= Oregon Diploma =

The Oregon Diploma is part of the public high school graduation requirements in the U.S. state of Oregon. It is the result of a redesign effort of Oregon's K-12 education system that focused on graduation requirements. The Oregon Diploma requirements were advocated for by Oregon Superintendent of Public Instruction Susan Castillo and adopted by the Oregon State Board of Education in 2007. They were fully implemented by 2014. Students are required to do a minimum of 24 credits for subjects such as English, Social science, mathematics, etc. Students also have to meet Personalized Learning Requirements and Essential skills in Reading, Writing, and Math. Individual districts might have slightly different requirements, such as Portland Public Schools requiring 2 years of world language as part of the elective section. Since the COVID-19 pandemic, the graduating classes of 2020 and 2021 were exempt from the Personalized Learning Requirements and Essential Skills to graduate.
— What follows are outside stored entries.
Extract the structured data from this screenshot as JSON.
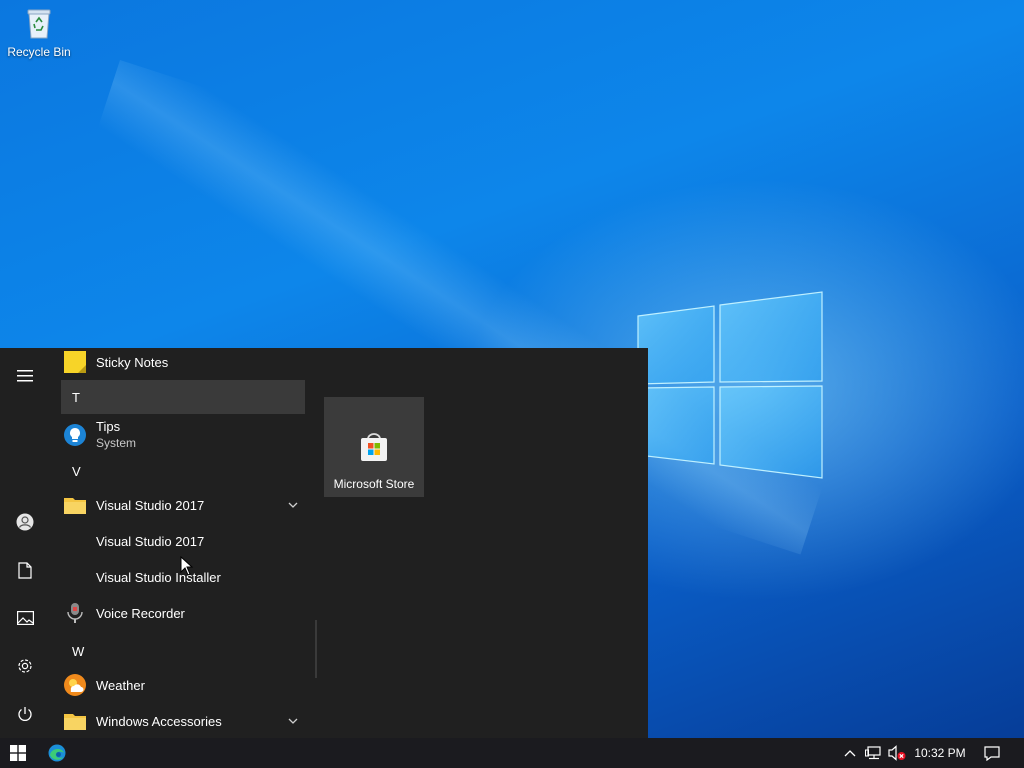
{
  "desktop": {
    "icons": [
      {
        "label": "Recycle Bin",
        "icon": "recycle-bin-icon"
      }
    ]
  },
  "start_menu": {
    "rail": {
      "menu": "hamburger-icon",
      "account": "user-icon",
      "documents": "document-icon",
      "pictures": "pictures-icon",
      "settings": "gear-icon",
      "power": "power-icon"
    },
    "apps": {
      "sticky_notes": "Sticky Notes",
      "letter_t": "T",
      "tips": "Tips",
      "tips_sub": "System",
      "letter_v": "V",
      "vs_folder": "Visual Studio 2017",
      "vs_app": "Visual Studio 2017",
      "vs_installer": "Visual Studio Installer",
      "voice_recorder": "Voice Recorder",
      "letter_w": "W",
      "weather": "Weather",
      "win_accessories": "Windows Accessories"
    },
    "tiles": [
      {
        "label": "Microsoft Store",
        "icon": "store-icon"
      }
    ]
  },
  "taskbar": {
    "start": "windows-icon",
    "pinned": [
      "edge-icon"
    ],
    "tray": {
      "overflow": "chevron-up-icon",
      "network": "network-icon",
      "volume": "volume-muted-icon"
    },
    "clock": "10:32 PM",
    "notifications": "notification-icon"
  },
  "colors": {
    "start_bg": "#202020",
    "taskbar_bg": "#1b1b1f",
    "tile_bg": "#3b3b3b",
    "selected_header": "#3a3a3a"
  }
}
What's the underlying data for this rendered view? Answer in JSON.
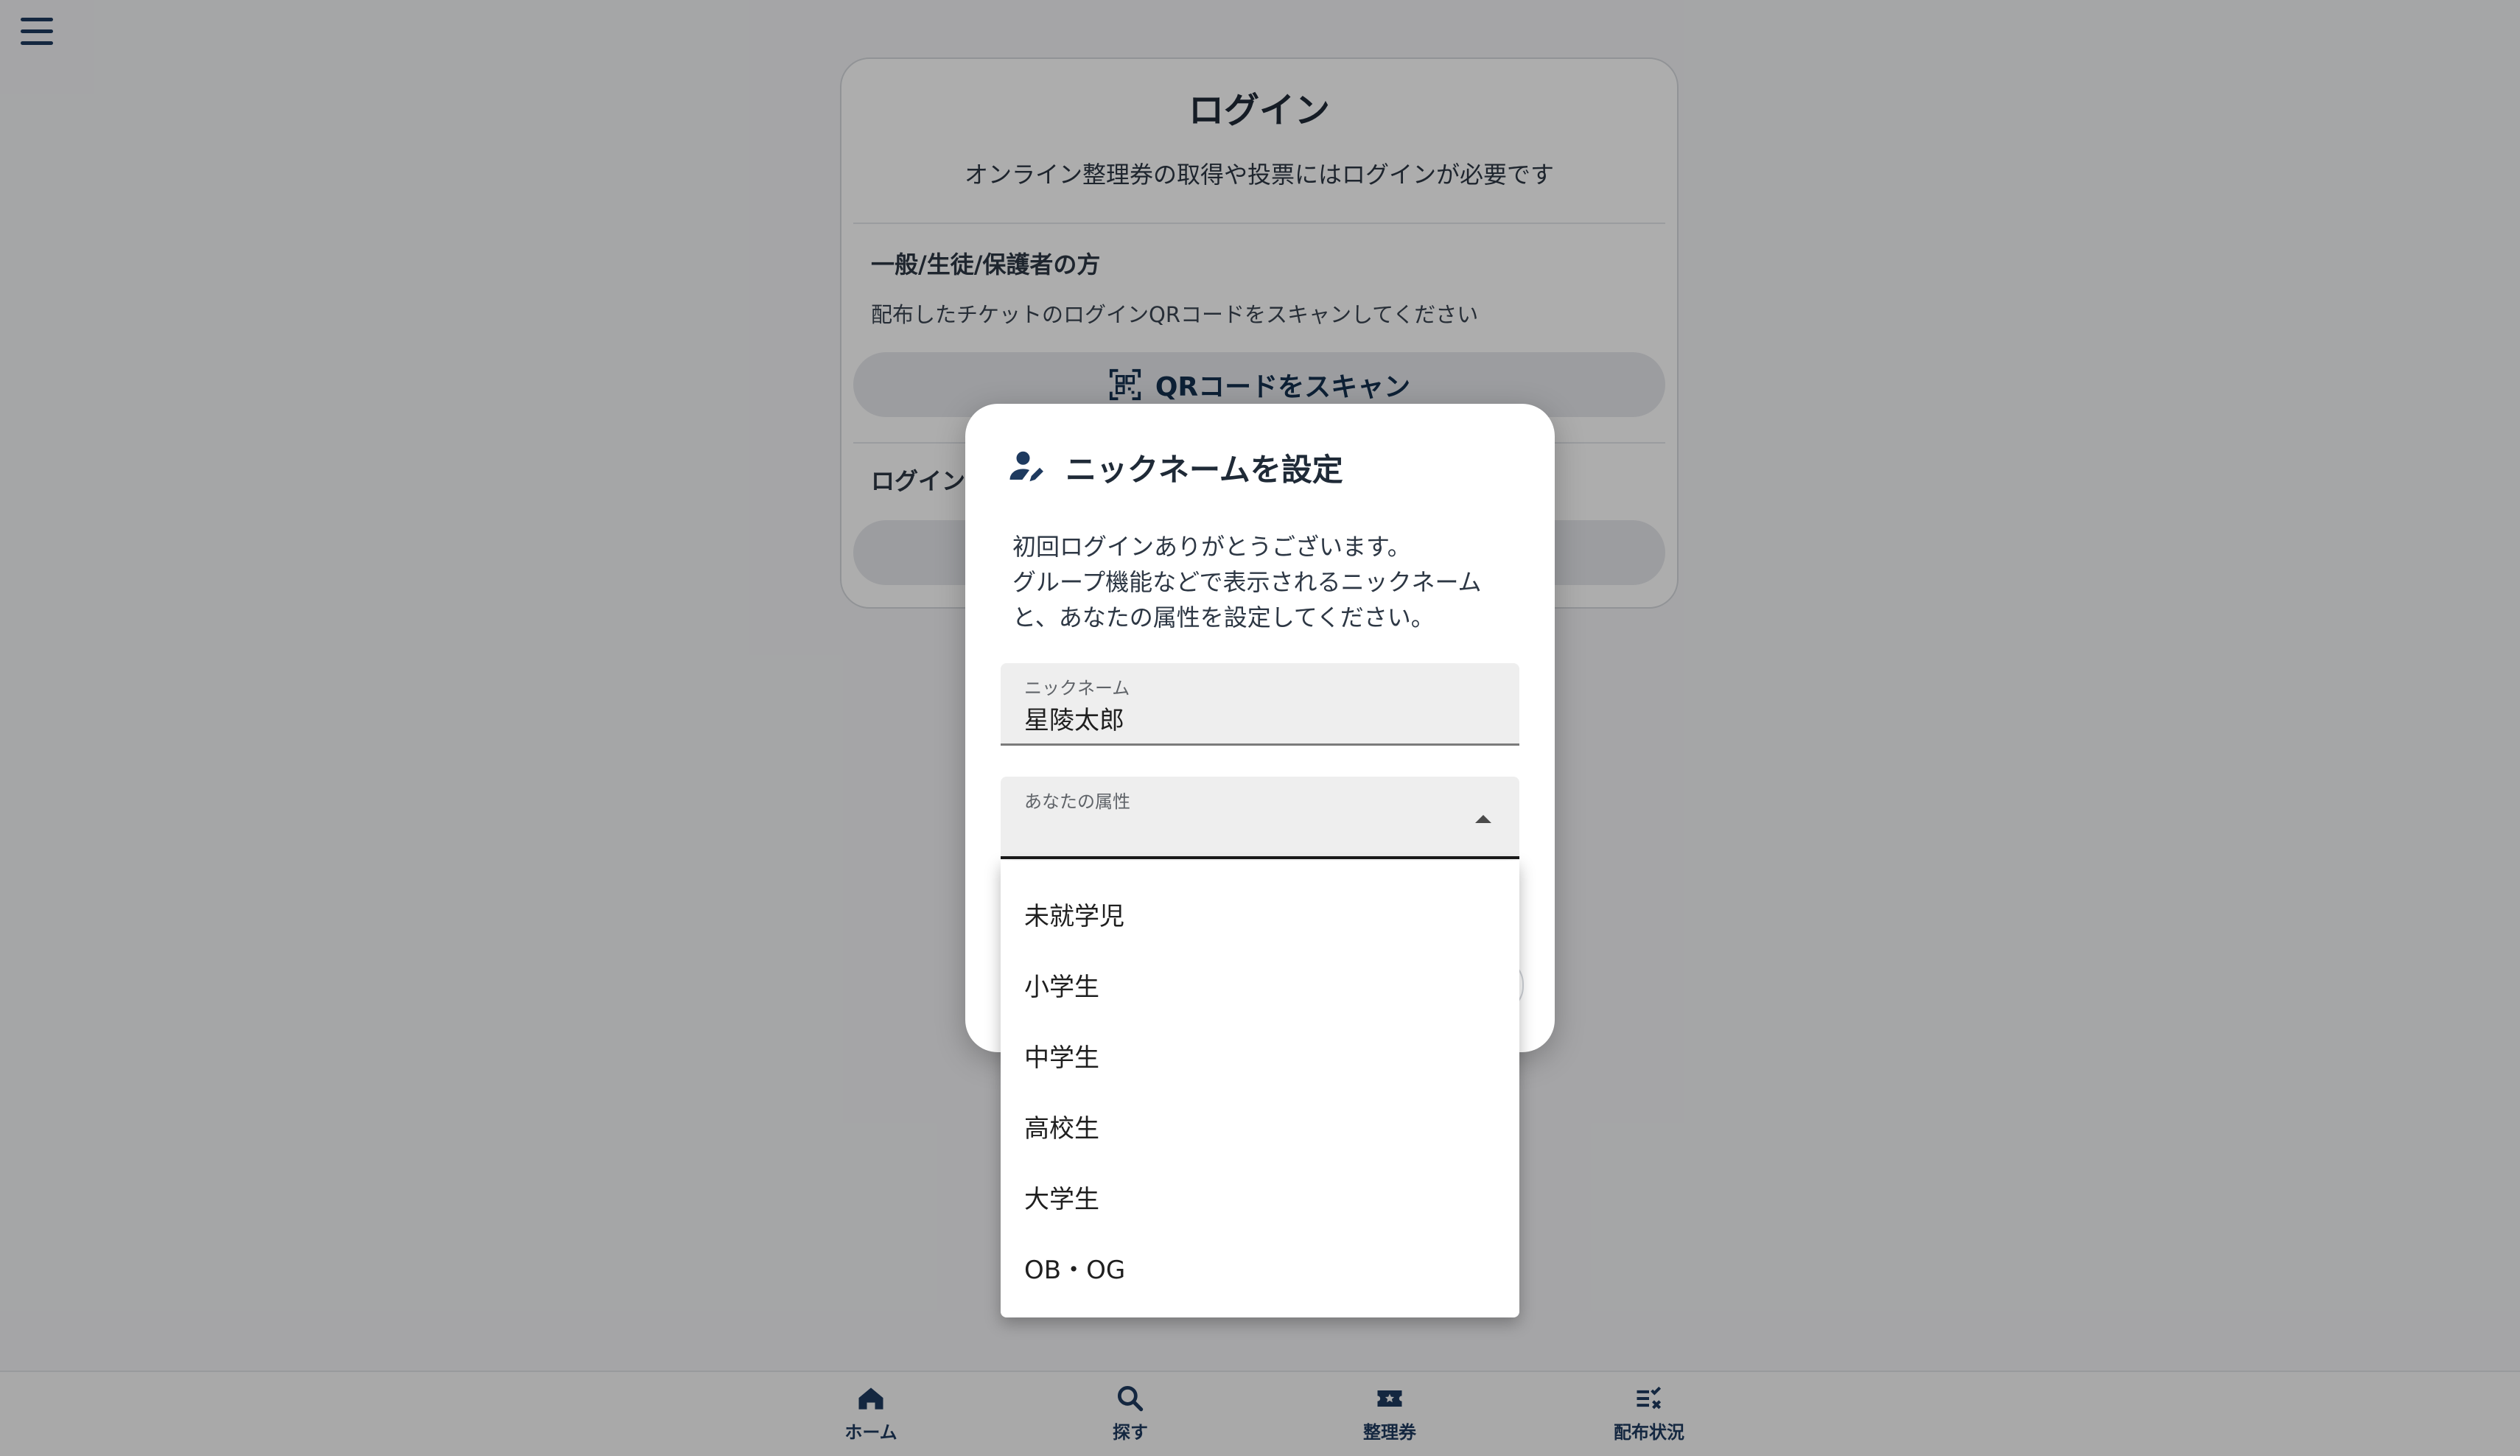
{
  "app": {
    "menu_icon": "hamburger-menu-icon"
  },
  "login": {
    "title": "ログイン",
    "subtitle": "オンライン整理券の取得や投票にはログインが必要です",
    "general_section": {
      "heading": "一般/生徒/保護者の方",
      "description": "配布したチケットのログインQRコードをスキャンしてください",
      "button_label": "QRコードをスキャン",
      "button_icon": "qr-scan-icon"
    },
    "second_section": {
      "heading": "ログイン"
    }
  },
  "dialog": {
    "icon": "user-edit-icon",
    "title": "ニックネームを設定",
    "body_lines": [
      "初回ログインありがとうございます。",
      "グループ機能などで表示されるニックネーム",
      "と、あなたの属性を設定してください。"
    ],
    "nickname_field": {
      "label": "ニックネーム",
      "value": "星陵太郎"
    },
    "attribute_field": {
      "label": "あなたの属性",
      "value": ""
    }
  },
  "attribute_menu": {
    "options": [
      "未就学児",
      "小学生",
      "中学生",
      "高校生",
      "大学生",
      "OB・OG"
    ]
  },
  "bottom_nav": {
    "items": [
      {
        "label": "ホーム",
        "icon": "home-icon"
      },
      {
        "label": "探す",
        "icon": "search-icon"
      },
      {
        "label": "整理券",
        "icon": "ticket-icon"
      },
      {
        "label": "配布状況",
        "icon": "checklist-icon"
      }
    ]
  },
  "colors": {
    "accent": "#1e3a5f",
    "scrim": "rgba(0,0,0,0.32)"
  }
}
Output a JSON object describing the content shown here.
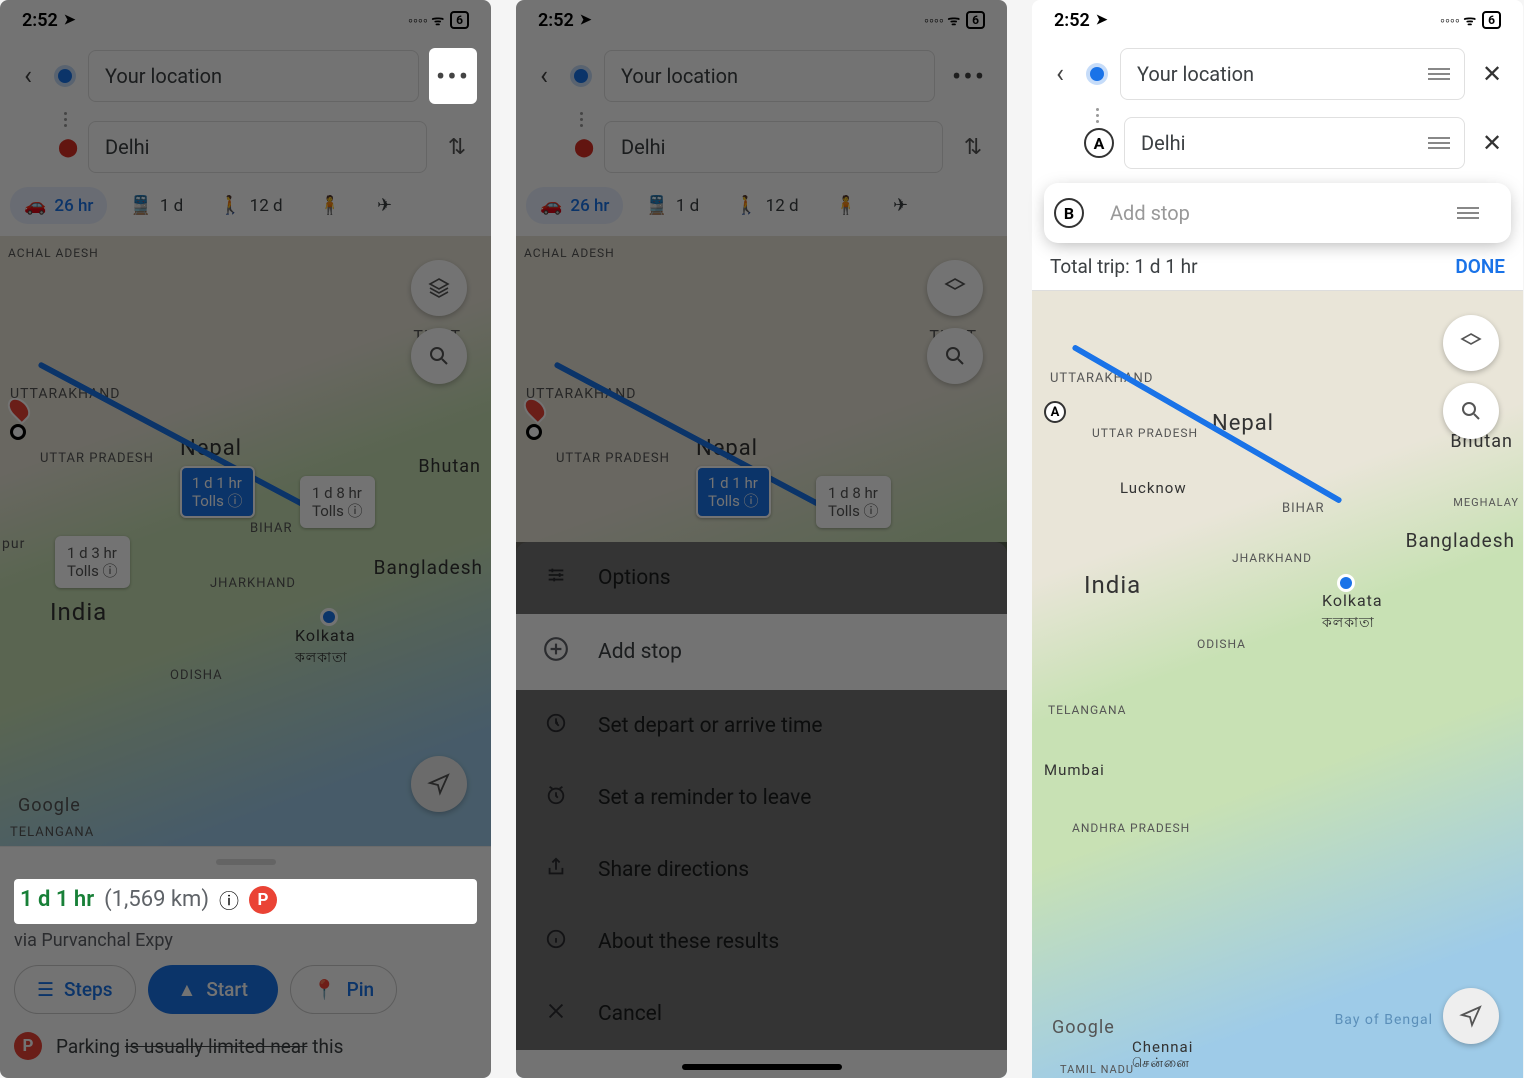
{
  "status": {
    "time": "2:52",
    "battery": "6"
  },
  "modes": {
    "car": "26 hr",
    "transit": "1 d",
    "walk": "12 d"
  },
  "panel1": {
    "origin": "Your location",
    "destination": "Delhi",
    "summary": {
      "duration": "1 d 1 hr",
      "distance": "(1,569 km)",
      "via": "via Purvanchal Expy"
    },
    "actions": {
      "steps": "Steps",
      "start": "Start",
      "pin": "Pin"
    },
    "parking_line": "Parking is usually limited near this"
  },
  "panel2": {
    "sheet": {
      "options": "Options",
      "add_stop": "Add stop",
      "set_time": "Set depart or arrive time",
      "reminder": "Set a reminder to leave",
      "share": "Share directions",
      "about": "About these results",
      "cancel": "Cancel"
    }
  },
  "panel3": {
    "origin": "Your location",
    "stop_a": "Delhi",
    "stop_b_placeholder": "Add stop",
    "total_trip_label": "Total trip: 1 d 1 hr",
    "done": "DONE"
  },
  "map_labels": {
    "tibet": "TIBET",
    "uttarakhand": "UTTARAKHAND",
    "uttar_pradesh": "UTTAR PRADESH",
    "nepal": "Nepal",
    "bhutan": "Bhutan",
    "bihar": "BIHAR",
    "jharkhand": "JHARKHAND",
    "bangladesh": "Bangladesh",
    "india": "India",
    "kolkata": "Kolkata",
    "kolkata_native": "কলকাতা",
    "odisha": "ODISHA",
    "telangana": "TELANGANA",
    "google": "Google",
    "lucknow": "Lucknow",
    "meghalay": "MEGHALAY",
    "mumbai": "Mumbai",
    "chennai": "Chennai",
    "chennai_native": "சென்னை",
    "bay": "Bay of Bengal",
    "andhra": "ANDHRA PRADESH",
    "tamil": "TAMIL NADU",
    "achal": "ACHAL ADESH",
    "pur": "pur"
  },
  "route_bubbles": {
    "main": {
      "line1": "1 d 1 hr",
      "line2": "Tolls ⓘ"
    },
    "alt1": {
      "line1": "1 d 8 hr",
      "line2": "Tolls ⓘ"
    },
    "alt2": {
      "line1": "1 d 3 hr",
      "line2": "Tolls ⓘ"
    }
  }
}
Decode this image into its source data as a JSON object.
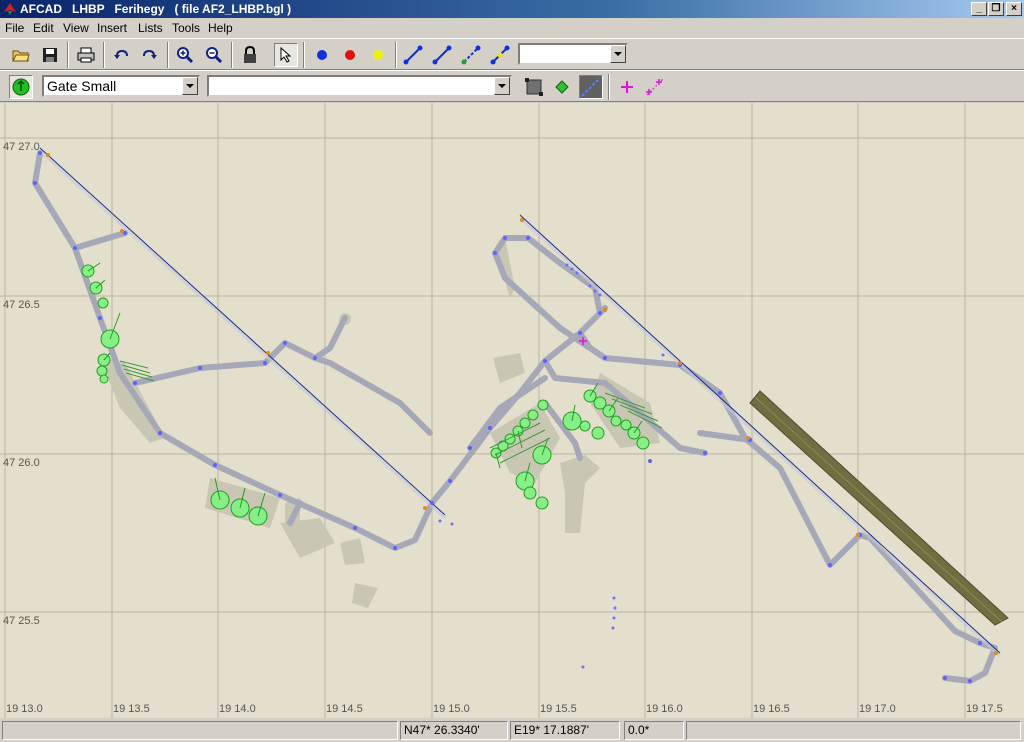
{
  "window": {
    "title": "AFCAD   LHBP   Ferihegy   ( file AF2_LHBP.bgl )",
    "icon": "afcad-app-icon",
    "controls": [
      "_",
      "❐",
      "×"
    ]
  },
  "menu": {
    "items": [
      "File",
      "Edit",
      "View",
      "Insert",
      "Lists",
      "Tools",
      "Help"
    ]
  },
  "toolbar1": {
    "buttons": [
      "open-folder-icon",
      "save-disk-icon",
      "print-icon",
      "undo-icon",
      "redo-icon",
      "zoom-in-icon",
      "zoom-out-icon",
      "lock-icon",
      "select-arrow-icon",
      "blue-node-icon",
      "red-node-icon",
      "yellow-node-icon",
      "taxi-link-icon",
      "runway-link-icon",
      "path-link-icon",
      "vehicle-link-icon"
    ],
    "dropdown_value": ""
  },
  "toolbar2": {
    "parking_type": "Gate Small",
    "name_value": "",
    "buttons": [
      "parking-spot-icon",
      "boundary-icon",
      "node-icon",
      "taxiway-line-icon",
      "cross-icon",
      "measure-icon"
    ]
  },
  "map": {
    "lat_labels": [
      "47 27.0",
      "47 26.5",
      "47 26.0",
      "47 25.5"
    ],
    "lon_labels": [
      "19 13.0",
      "19 13.5",
      "19 14.0",
      "19 14.5",
      "19 15.0",
      "19 15.5",
      "19 16.0",
      "19 16.5",
      "19 17.0",
      "19 17.5"
    ],
    "colors": {
      "background": "#e3dfcc",
      "grid": "#b8b3a4",
      "apron": "#c9c6b3",
      "taxiway": "#a6a8b8",
      "runway_line": "#1a2a8a",
      "node": "#6060ff",
      "gate": "#66dd66",
      "disabled_runway": "#6e6e40"
    }
  },
  "status": {
    "message": "",
    "latitude": "N47* 26.3340'",
    "longitude": "E19* 17.1887'",
    "heading": "0.0*"
  }
}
Individual School District's were not allowed in any circumstance to add or change requirements and were also not allowed to issue a District Diploma, they must issue an Oregon State Diploma. The class of 2022 are also exempt from Essential Skills requirement's, although they are still required to complete all the Personalized Learning Requirements.

In 2023, the state extended lowered requirements for graduation to 2024, prompting backlash from some commentators.